Influence of micron and nano SiCp on microstructure evolution and mechanical properties of laser metal deposition AlSi10Mg alloy

In this work, laser metal deposition (LMD) technique was applied to fabricate SiCp/AlSi10Mg composites. Innovatively, the effect of SiCp of different scale (micron, submicron and nano scale) on the microstructure and mechanical properties was studied. With the decrease of SiCp size, the reaction between SiC and aluminum matrix was more intense, and the volume fraction of Si precipitates and grain boundary Al-Si eutectic phase increased. Few micro-SiCp and agglomerated nano-SiCp were all unevenly distributed in the aluminum matrix, which caused the bimodal distribution of grain size in varying degrees.

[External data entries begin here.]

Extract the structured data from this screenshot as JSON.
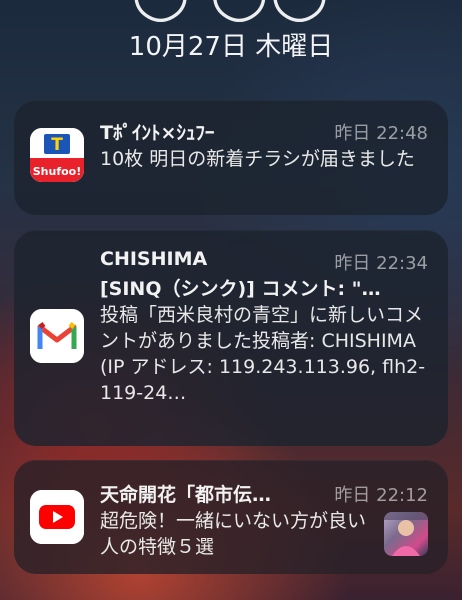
{
  "lockscreen": {
    "date": "10月27日 木曜日"
  },
  "notifications": [
    {
      "app_icon": "shufoo-icon",
      "title": "Tﾎﾟｲﾝﾄ×ｼｭﾌｰ",
      "time": "昨日 22:48",
      "body": "10枚 明日の新着チラシが届きました",
      "icon_text_top": "T",
      "icon_text_bottom": "Shufoo!"
    },
    {
      "app_icon": "gmail-icon",
      "title": "CHISHIMA",
      "subtitle": "[SINQ（シンク)] コメント: \"…",
      "time": "昨日 22:34",
      "body": "投稿「西米良村の青空」に新しいコメントがありました投稿者: CHISHIMA (IP アドレス: 119.243.113.96, flh2-119-24…"
    },
    {
      "app_icon": "youtube-icon",
      "title": "天命開花「都市伝…",
      "time": "昨日 22:12",
      "body": "超危険！一緒にいない方が良い人の特徴５選",
      "thumbnail": "video-thumbnail"
    }
  ]
}
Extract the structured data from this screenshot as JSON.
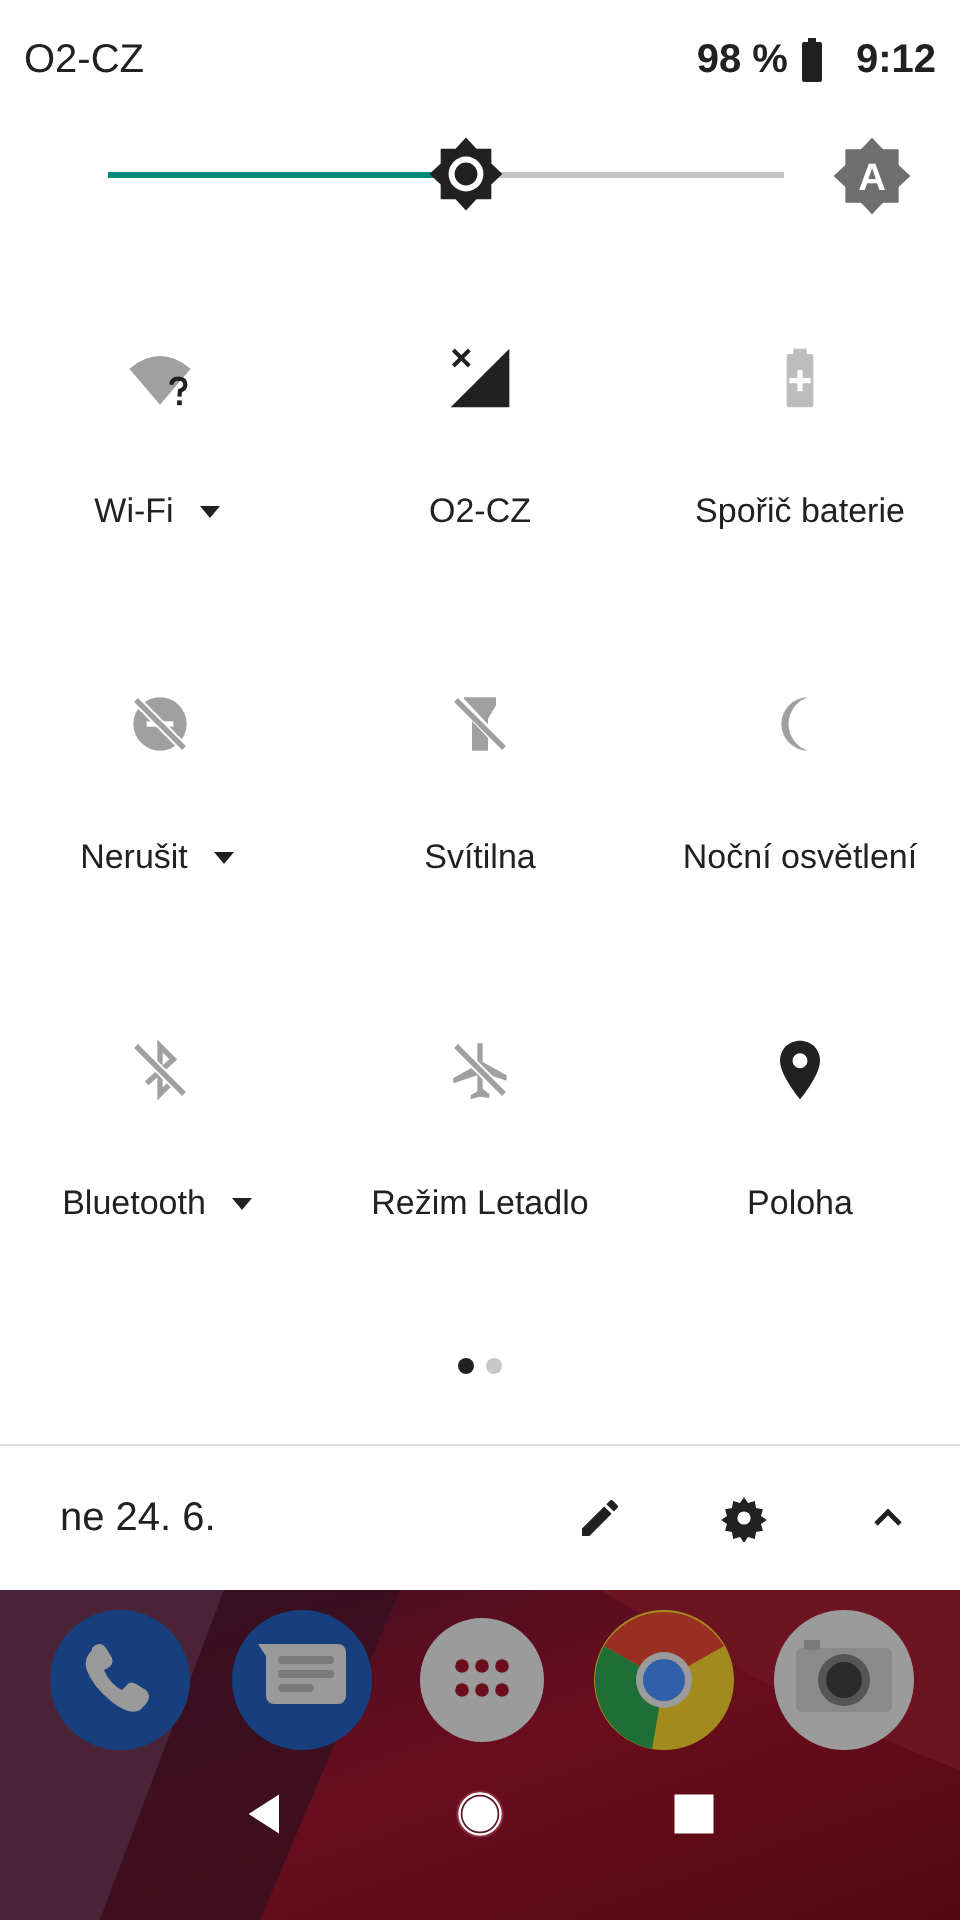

The mechanisms of defect formation, phases evolution and mechanical property enhancement were also discussed. Due to the agglomeration of nano-SiCp and its decomposition under laser irradiation, the seriously uneven microstructure of nano-SiCp/AlSi10Mg limited the mechanical properties. Moreover, the addition of SiCp increased the Marangoni flow instability of molten pool, leading to the high porosity and reducing the tensile strength of composites, which was more prominent in the samples containing micron and nano SiCp. Submicron-SiCp/AlSi10Mg presented uniform equiaxed crystals and the best comprehensive mechanical properties (microhardness 118.37HV, wear rate 1.60 x10(-3) mm3N- 1m- 1 and UTS 269.08 MPa). Based on the experimental results, adding multi-scale reinforcements will be more conducive to the performance optimization of composites. This study provides theoretical guidance for the engineering application of SiCp/Al composites.